Since DataURL is more convenient, I adopted the method of DataURL to transfer picture data here.
Work record
- Day 1 Reconstruct the front-end content of the pixel drawing board to solve the problem that the enlarged view is stuck when the image is too large
- Day 2 deals with back-end logic and tries different storage structures due to database IO constraints, but none of them perform well
- Day 3 continued to study the problem and finally decided to synchronize a Canvas operation on the server instead of just storing it in the library. However, the process was not completed yet because I slept in the afternoon
- Day 4 1 core 1G server crashed when accessing the database to get 50W pieces of data. After discussing with my friends, I found the actual problem and came up with a solution (some time, I equipped a new server with an environment, but it was abandoned due to the problem solving).
- Day 5 Added bulletin, user, chat, and historical pixel information query functions
- Day 6/7 solved the socket. IO HTTPS problem, stayed up all night for two days and finally found the CDN acceleration problem, almost spiralling into the sky
The actual problem mentioned in Day 4 is the NodeJS variable size limit or the Object Number limit, because the problem disappeared after I converted the 50W Array[Object] to 200W Array[Number]. If you know the specific reason, please contact us.

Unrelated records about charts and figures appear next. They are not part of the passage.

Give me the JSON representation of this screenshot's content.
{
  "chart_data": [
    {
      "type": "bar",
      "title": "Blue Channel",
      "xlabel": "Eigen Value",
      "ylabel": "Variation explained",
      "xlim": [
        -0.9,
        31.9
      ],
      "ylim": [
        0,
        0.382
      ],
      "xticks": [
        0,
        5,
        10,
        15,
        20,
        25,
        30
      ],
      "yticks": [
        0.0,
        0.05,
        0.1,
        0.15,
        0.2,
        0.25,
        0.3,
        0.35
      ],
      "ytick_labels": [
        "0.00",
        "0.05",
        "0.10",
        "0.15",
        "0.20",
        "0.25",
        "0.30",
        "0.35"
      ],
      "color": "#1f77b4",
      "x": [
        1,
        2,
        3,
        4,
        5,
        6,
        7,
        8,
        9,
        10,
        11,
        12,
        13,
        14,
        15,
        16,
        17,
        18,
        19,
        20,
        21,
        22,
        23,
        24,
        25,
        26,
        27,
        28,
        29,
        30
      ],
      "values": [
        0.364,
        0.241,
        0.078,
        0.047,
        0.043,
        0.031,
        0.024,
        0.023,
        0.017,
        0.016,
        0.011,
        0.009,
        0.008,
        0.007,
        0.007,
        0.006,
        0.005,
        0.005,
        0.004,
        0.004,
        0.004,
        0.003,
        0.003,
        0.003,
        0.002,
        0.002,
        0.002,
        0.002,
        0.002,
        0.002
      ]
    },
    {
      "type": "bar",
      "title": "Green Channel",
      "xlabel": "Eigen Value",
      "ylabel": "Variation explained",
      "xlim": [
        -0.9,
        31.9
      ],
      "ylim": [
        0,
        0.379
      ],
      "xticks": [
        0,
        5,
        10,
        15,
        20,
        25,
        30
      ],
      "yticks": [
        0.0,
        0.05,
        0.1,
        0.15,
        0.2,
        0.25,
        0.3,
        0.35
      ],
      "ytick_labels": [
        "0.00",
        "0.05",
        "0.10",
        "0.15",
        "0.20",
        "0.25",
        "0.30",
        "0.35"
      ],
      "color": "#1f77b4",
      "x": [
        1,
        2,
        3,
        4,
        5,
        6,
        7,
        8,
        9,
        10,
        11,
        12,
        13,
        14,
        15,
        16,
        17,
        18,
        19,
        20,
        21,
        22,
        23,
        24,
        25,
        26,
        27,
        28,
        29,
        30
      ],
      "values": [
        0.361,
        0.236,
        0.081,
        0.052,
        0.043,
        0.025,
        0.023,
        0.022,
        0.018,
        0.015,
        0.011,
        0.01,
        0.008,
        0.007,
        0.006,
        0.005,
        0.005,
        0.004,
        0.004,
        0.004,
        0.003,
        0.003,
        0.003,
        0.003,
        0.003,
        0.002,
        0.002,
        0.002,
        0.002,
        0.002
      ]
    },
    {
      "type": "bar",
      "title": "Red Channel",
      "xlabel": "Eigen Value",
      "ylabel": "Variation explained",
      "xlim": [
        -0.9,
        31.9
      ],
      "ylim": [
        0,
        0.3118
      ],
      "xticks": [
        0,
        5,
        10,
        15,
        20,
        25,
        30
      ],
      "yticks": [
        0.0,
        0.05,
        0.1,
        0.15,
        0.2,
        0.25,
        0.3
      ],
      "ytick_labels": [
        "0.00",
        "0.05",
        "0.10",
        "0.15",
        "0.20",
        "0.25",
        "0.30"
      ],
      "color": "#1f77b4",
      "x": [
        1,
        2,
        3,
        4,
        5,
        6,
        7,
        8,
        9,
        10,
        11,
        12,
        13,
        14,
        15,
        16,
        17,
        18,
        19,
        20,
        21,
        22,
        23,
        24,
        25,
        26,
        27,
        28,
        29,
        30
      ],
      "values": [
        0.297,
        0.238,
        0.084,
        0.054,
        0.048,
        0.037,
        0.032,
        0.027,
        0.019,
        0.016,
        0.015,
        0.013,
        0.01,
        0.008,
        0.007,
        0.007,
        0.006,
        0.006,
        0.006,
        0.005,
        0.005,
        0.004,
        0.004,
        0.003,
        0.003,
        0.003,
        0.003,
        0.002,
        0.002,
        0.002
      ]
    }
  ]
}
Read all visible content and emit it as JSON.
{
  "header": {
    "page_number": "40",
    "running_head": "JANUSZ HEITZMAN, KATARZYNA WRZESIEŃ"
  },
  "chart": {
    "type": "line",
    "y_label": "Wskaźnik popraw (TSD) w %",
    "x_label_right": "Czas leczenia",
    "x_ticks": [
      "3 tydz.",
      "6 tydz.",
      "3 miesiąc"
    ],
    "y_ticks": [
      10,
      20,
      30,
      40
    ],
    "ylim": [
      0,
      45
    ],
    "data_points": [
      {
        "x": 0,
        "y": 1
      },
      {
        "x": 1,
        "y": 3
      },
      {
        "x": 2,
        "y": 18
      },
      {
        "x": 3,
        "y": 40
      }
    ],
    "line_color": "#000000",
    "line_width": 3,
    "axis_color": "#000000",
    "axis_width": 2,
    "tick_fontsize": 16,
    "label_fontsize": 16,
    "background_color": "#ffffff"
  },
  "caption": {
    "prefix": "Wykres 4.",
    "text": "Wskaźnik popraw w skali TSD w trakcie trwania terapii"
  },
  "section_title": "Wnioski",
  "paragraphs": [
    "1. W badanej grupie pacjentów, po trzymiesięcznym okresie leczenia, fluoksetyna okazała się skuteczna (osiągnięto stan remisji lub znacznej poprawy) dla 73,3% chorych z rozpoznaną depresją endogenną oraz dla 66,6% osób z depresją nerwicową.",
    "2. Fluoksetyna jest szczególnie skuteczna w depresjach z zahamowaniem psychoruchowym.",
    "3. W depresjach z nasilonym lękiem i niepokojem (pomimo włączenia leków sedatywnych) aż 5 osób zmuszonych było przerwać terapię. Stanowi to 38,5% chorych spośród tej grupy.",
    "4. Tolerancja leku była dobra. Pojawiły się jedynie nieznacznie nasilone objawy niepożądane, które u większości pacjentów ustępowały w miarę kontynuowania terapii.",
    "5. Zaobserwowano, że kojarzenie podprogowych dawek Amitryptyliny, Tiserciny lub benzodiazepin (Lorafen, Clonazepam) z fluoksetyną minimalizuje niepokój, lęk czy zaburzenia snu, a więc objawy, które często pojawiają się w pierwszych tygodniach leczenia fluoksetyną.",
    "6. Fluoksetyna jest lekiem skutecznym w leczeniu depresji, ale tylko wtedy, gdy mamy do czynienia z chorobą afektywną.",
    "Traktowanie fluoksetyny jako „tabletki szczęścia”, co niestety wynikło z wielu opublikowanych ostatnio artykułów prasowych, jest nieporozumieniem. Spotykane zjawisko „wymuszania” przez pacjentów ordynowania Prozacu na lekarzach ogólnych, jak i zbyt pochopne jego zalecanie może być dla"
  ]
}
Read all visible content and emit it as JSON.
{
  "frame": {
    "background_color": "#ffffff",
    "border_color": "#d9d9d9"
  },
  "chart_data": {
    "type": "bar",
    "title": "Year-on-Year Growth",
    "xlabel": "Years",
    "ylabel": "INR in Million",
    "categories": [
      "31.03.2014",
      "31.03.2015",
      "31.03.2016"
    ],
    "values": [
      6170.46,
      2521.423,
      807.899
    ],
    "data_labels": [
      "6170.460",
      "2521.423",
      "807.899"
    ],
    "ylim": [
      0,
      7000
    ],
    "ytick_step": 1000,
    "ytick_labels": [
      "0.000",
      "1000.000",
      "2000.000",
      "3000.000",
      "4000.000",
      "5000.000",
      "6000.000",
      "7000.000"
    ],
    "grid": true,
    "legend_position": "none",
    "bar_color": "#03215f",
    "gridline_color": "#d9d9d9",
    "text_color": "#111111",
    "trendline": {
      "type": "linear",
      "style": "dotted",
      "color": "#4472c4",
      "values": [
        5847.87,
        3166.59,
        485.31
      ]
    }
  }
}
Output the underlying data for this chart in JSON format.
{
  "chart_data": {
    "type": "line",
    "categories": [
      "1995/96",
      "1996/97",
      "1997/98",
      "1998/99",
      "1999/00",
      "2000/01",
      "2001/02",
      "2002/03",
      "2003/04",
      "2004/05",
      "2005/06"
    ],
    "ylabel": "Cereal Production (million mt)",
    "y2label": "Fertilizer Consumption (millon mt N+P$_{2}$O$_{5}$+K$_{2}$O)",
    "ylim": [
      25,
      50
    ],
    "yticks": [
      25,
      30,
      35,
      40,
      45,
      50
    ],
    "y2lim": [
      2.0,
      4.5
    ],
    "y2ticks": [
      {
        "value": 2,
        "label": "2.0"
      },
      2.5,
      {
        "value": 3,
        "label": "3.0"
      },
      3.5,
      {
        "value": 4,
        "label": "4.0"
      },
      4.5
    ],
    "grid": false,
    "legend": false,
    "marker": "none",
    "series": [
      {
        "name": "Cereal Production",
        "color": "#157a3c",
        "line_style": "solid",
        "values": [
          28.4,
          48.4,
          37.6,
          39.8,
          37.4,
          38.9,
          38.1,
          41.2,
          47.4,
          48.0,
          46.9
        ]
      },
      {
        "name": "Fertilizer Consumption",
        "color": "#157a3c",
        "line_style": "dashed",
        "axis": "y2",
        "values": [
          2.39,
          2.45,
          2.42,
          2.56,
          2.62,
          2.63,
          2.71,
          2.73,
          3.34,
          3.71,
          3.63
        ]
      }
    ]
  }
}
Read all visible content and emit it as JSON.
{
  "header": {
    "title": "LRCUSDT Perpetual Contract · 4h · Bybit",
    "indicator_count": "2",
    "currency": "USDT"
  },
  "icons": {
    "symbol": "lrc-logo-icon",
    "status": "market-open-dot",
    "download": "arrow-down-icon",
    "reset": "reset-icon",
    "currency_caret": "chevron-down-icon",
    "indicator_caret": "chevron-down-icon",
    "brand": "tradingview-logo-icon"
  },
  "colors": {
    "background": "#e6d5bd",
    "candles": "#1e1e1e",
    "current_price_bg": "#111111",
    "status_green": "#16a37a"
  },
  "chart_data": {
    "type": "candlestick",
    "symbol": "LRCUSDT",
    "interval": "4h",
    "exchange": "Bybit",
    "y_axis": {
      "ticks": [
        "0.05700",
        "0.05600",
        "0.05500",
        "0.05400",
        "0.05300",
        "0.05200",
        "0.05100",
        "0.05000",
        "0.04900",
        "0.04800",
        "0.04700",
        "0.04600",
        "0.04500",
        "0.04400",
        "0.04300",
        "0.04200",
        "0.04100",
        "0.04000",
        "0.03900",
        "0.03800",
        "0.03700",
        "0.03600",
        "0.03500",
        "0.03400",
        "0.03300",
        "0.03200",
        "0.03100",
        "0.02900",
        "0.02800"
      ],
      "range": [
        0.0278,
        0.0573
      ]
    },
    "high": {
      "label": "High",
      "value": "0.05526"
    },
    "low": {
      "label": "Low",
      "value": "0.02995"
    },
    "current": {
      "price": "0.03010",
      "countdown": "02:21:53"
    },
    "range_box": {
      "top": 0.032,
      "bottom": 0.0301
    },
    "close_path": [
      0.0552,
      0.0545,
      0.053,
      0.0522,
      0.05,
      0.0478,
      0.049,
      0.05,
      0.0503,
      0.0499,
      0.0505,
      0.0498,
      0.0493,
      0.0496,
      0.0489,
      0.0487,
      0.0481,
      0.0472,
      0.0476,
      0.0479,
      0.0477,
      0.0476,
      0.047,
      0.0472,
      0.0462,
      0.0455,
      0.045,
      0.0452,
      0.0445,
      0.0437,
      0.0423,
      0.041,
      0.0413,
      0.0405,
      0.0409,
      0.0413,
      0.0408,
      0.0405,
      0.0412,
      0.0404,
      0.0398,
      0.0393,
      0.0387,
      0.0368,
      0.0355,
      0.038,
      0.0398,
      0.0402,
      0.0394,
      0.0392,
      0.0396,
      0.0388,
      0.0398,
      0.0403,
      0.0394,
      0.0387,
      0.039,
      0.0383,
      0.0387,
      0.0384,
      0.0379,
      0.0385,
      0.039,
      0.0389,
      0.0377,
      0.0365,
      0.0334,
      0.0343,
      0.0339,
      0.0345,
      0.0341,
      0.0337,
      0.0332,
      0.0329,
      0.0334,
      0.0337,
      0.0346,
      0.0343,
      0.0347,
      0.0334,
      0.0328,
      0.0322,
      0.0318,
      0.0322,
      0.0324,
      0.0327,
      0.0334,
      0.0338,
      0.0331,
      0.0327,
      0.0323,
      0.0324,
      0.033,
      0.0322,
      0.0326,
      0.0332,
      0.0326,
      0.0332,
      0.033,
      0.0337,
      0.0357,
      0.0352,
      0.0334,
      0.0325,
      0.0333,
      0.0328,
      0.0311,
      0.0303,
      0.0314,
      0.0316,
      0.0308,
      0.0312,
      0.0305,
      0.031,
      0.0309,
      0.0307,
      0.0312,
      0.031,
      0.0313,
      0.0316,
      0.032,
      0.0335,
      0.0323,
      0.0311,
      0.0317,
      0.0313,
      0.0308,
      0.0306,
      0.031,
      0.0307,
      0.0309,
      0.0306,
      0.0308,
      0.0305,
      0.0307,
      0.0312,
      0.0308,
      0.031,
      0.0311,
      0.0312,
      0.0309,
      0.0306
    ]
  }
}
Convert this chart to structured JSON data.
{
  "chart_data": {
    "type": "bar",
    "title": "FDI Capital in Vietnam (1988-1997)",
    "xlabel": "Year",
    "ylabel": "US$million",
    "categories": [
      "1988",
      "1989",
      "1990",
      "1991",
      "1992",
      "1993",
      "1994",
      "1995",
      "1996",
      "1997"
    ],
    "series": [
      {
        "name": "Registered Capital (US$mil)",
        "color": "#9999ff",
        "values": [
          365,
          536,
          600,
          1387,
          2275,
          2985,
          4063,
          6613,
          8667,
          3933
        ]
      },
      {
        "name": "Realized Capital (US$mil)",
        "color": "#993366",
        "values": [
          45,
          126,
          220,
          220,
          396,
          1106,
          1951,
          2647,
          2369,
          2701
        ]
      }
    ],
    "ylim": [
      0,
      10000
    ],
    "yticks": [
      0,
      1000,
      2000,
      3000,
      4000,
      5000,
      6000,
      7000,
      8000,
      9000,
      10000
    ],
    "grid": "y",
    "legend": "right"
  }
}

The record was copied from the diary. Day 6/7 was indeed the most difficult two days. In fact, there was nothing wrong with the code from the very beginning. In fact, during two days of repeated testing, I doubted the CDN twice because there was nothing else I could do. The first time, I resolved the domain name to the server IP, but the test still returned an error, and then the acceleration was restored. The second time was at five o ‘clock in the morning of the seventh day. At that time, my head was very swollen and I felt very uncomfortable, so I stopped the CDN directly. I thought that if the final test failed, I would remove the HTTPS certificate of CDN and use HTTP to access it. Then did I found that after I ping domain to determine the resolution has changed (about 10 minutes after the modification of parsing), domain names can be interpreted to lacunar CDN (the reason I don’t know why repeatedly, ali cloud DNS), no it is for this reason should be the first test, slightly after a long period of time will no longer. After solving the problem, I intentionally resumed the CDN acceleration test, but I could not find out which configuration caused the problem, so I failed to resume the acceleration in the end.